Emily Daly has dyslexia, dysgraphia, and dyscalculia. They all affect her way of reading, writing, and comprehending numbers.
Despite her challenges, she hopes to erase the stigma associated with dyslexia through her success.
Daly currently uses an app to help her complete her homework. She has to listen to an audio version of her text books and assignments.
"There's a huge stigma that's associated with dyslexia," Daly said. "People think for some reason that if you're dyslexic you can't be intelligent and you're somehow disabled, but no, your brain is just different."
Despite the challenges, she calls her situation just a different way of learning.
"Growing up with dyslexia was very difficult," Daly said. "I had to put in twice as much work as everyone else to even get close to the same product."
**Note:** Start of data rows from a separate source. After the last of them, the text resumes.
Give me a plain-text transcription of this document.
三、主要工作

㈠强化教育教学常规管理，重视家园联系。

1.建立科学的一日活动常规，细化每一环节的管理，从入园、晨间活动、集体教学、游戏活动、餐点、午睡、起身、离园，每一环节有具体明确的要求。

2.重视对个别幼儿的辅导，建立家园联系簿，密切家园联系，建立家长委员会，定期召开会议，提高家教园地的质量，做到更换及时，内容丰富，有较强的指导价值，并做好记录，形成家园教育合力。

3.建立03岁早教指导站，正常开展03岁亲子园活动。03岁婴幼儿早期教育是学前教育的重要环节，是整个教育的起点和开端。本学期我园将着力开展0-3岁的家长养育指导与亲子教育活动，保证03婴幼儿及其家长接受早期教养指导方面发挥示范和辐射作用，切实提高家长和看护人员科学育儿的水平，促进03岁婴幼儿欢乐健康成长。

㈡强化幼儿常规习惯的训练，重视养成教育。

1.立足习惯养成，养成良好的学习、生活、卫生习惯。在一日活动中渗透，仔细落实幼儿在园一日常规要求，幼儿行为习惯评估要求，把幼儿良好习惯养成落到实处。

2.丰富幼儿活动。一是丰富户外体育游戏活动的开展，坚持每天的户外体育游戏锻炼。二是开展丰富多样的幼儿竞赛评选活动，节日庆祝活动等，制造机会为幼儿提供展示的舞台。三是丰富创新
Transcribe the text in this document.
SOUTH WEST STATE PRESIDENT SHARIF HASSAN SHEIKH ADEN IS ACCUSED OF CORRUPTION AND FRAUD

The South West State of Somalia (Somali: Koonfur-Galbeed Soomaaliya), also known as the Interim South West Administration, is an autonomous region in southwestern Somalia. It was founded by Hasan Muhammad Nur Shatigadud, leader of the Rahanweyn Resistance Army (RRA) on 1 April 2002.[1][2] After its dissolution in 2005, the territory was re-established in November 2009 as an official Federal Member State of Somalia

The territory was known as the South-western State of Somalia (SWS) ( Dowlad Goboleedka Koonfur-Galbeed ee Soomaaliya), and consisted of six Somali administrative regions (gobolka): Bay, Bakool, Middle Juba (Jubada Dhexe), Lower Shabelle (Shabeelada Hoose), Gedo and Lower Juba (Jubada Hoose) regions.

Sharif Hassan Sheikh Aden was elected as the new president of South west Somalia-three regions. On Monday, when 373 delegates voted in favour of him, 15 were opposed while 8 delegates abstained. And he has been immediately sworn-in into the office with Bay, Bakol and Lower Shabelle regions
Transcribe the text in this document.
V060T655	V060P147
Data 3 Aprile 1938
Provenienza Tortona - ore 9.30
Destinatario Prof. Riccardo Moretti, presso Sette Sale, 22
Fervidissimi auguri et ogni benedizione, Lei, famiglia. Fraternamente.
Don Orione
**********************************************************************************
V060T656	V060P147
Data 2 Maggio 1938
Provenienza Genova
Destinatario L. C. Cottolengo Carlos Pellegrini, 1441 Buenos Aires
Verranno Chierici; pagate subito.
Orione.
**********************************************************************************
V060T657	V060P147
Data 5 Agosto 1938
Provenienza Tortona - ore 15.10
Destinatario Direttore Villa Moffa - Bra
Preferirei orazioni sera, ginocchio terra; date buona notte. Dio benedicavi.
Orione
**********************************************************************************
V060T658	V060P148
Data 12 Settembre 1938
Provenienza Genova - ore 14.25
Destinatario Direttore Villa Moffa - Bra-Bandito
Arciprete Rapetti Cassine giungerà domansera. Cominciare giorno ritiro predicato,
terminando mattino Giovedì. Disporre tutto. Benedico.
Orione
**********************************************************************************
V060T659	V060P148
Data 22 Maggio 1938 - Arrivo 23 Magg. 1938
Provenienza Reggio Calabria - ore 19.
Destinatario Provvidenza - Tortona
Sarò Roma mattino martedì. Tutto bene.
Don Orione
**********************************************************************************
Daly is a now a Sophomore at Notre Dame University and she has a double major in neuroscience and art history. She's even in the honor academy.
Daly is being recognized for her success through the Learning Ally Awards, a non profit that helps people with visual and learning disabilities. She's won a scholarship through the award. Daly is one of six people in the nation to win the award. It now sits near her piano as a symbol of strength and perseverance. She hopes to inspire others
"I really think my dyslexia has given me a certain back bone and with hard work I know I can accomplish just about anything," Daly said. "Work hard and it will happen."
Emily is also creating a group to read to students in schools who have dyslexia.